Quote:
Originally Posted by laceylady
Keeping It Real is speaking as a 'frog'--he plans to stay in that particular huse until he croaks. In that case it makes sense to pay off the bond or refinance it to a lesser interest rate.
I usually don't stay in one home very long. So for us, paying off the bond doesn't make sense. If we are still here in seven years (my usual time for a house) and planning to stay, we will pay off or re-fi the bond.
|
Don't remember telling anyone what I was speaking as so I am not sure how anyone would know that information, but I assure you I am not speaking as a frog .
If you stay in your house 10-12 years you will have paid out enough $$ to have paid off the entire bond up front. You would save the remaining 18-20 yearly payments.
Even if you stay 7 years you will have paid out over 60% of what if would have taken to pay off the bond initially and you will still owe 91% of the original bond or 23 more yearly payments which you must try to pass on to the next buyer
Since you haven't saved anything and have paid the same $$ out towards the bond now, your 7-8 year old house will have a hugh bond still to be paid while the other home will be a bond paid home. Now which house do we think will sell faster? Both owners paid out almost the same $$ for the bond even if you only stay 7-8 years.
This will be even more of an issue with the new homes right now having a so much larger bond initially than homes did a few years ago.
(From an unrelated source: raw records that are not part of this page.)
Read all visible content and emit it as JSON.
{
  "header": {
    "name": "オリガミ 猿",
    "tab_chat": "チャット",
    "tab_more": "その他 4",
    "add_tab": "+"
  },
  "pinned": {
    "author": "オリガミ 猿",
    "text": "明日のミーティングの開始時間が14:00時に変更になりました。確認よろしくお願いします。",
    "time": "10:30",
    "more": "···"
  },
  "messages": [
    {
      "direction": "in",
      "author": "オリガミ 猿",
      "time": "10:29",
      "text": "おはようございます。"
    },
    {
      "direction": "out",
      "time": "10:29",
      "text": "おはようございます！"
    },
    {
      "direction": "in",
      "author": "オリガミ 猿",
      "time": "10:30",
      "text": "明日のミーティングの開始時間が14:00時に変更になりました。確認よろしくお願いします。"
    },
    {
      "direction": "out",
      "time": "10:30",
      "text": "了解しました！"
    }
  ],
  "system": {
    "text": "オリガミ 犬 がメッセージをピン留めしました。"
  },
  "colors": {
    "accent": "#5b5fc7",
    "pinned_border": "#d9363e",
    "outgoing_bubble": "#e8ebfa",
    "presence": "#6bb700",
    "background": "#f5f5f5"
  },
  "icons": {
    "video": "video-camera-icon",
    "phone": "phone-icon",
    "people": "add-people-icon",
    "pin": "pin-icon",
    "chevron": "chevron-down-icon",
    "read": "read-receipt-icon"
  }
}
When new homes today are 7-8 years old if paid anually their bond balance amounts will still be 91% of the original bond amount which will be a big factor for homes that old.. close to $18,000.00
Do the math.....then do whatever is right for you, no two people are the same and everyone wants to think they made the right decision. Don't forget to add the annual fee you also pay each year of over $107.00 which doesn't go to the bond or interest.